I'm a witness, and it costs bugger all to run a validator / consensus node. I've been a witness for less than a month, and while a full node (which helps the chain actually work) is a bit more complex and requires more hardware than I currently have - it is something that I am strongly considering when my wife's computer gets her next upgrade - because... I'll have the hardware, and there's no point in selling it for a pittance - and I get free power from the sun.
The "thing in it" is the very principle of HIVE, as far as I am concerned. Immutable blog posts.

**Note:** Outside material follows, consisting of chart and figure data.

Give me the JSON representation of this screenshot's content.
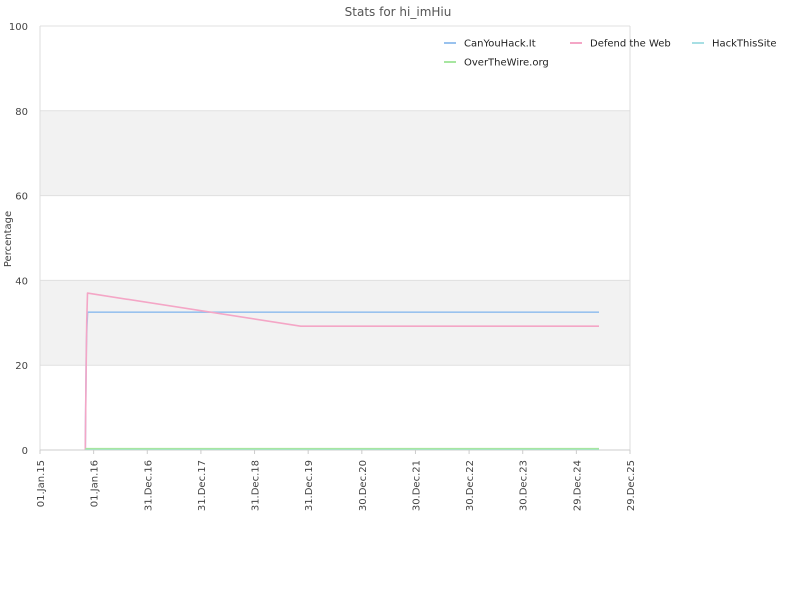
{
  "chart_data": {
    "type": "line",
    "title": "Stats for hi_imHiu",
    "xlabel": "",
    "ylabel": "Percentage",
    "ylim": [
      0,
      100
    ],
    "yticks": [
      0,
      20,
      40,
      60,
      80,
      100
    ],
    "xlim": [
      "2015-01-01",
      "2025-12-29"
    ],
    "xticks": [
      {
        "date": "2015-01-01",
        "label": "01.Jan.15"
      },
      {
        "date": "2016-01-01",
        "label": "01.Jan.16"
      },
      {
        "date": "2016-12-31",
        "label": "31.Dec.16"
      },
      {
        "date": "2017-12-31",
        "label": "31.Dec.17"
      },
      {
        "date": "2018-12-31",
        "label": "31.Dec.18"
      },
      {
        "date": "2019-12-31",
        "label": "31.Dec.19"
      },
      {
        "date": "2020-12-30",
        "label": "30.Dec.20"
      },
      {
        "date": "2021-12-30",
        "label": "30.Dec.21"
      },
      {
        "date": "2022-12-30",
        "label": "30.Dec.22"
      },
      {
        "date": "2023-12-30",
        "label": "30.Dec.23"
      },
      {
        "date": "2024-12-29",
        "label": "29.Dec.24"
      },
      {
        "date": "2025-12-29",
        "label": "29.Dec.25"
      }
    ],
    "grid": true,
    "legend_position": "top-right",
    "series": [
      {
        "name": "CanYouHack.It",
        "color": "#99c2ee",
        "points": [
          {
            "x": "2015-11-05",
            "y": 0
          },
          {
            "x": "2015-11-08",
            "y": 10
          },
          {
            "x": "2015-11-12",
            "y": 24
          },
          {
            "x": "2015-11-16",
            "y": 29
          },
          {
            "x": "2015-11-21",
            "y": 32.5
          },
          {
            "x": "2025-06-01",
            "y": 32.5
          }
        ]
      },
      {
        "name": "Defend the Web",
        "color": "#f4a6c6",
        "points": [
          {
            "x": "2015-11-05",
            "y": 0
          },
          {
            "x": "2015-11-09",
            "y": 12
          },
          {
            "x": "2015-11-15",
            "y": 30
          },
          {
            "x": "2015-11-20",
            "y": 37
          },
          {
            "x": "2019-11-10",
            "y": 29.2
          },
          {
            "x": "2025-06-01",
            "y": 29.2
          }
        ]
      },
      {
        "name": "HackThisSite",
        "color": "#a7dfe4",
        "points": [
          {
            "x": "2015-11-05",
            "y": 0.2
          },
          {
            "x": "2025-06-01",
            "y": 0.2
          }
        ]
      },
      {
        "name": "OverTheWire.org",
        "color": "#a7e6a0",
        "points": [
          {
            "x": "2015-11-05",
            "y": 0.3
          },
          {
            "x": "2025-06-01",
            "y": 0.3
          }
        ]
      }
    ]
  }
}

A ledger of ideas.
The immutable blockchain was the initial attraction. As a long-time content creator, there's nothing I dislike more than checking in one morning only to discover that the hosting site went bankrupt and took six years' worth of published work with them down the tubes. OR checking in and discovering that my stuff is suddenly taken hostage behind a paywall. Image host are particularly bad about that last bit.
Thanks for the explanation behind the mystery downvote.
It's not much, but I'll toss a vote at your witness. I like to support those who actually engage with the community.
=^..^=
Just in case Hive ever does go down, I developed a tool recently that lets you download your (or anyone else's account history) as well as a whole bunch of analytics on the content.
https://holoz0r.github.io/HiveReportCard/
It will grab the posts from the Hive API, download them, analyse them, and give you the option to download a CSV / JSON of all the content published.
Initially, I just wanted a tool to extract all my prior posts to make referencing my prior posts better in my local "Writing" database, but then the data nerd in me went from one thing to another.
It has probably too many features now. I keep telling myself it is complete, but I keep thinking of new tings to add to it.
That's really useful sounding... I'll have to check it out! Hopefully things around here will never truly go upside down, but it's nice to have a backup plan!
=^..^=
Thank you for the support @ewkaw, appreciate it!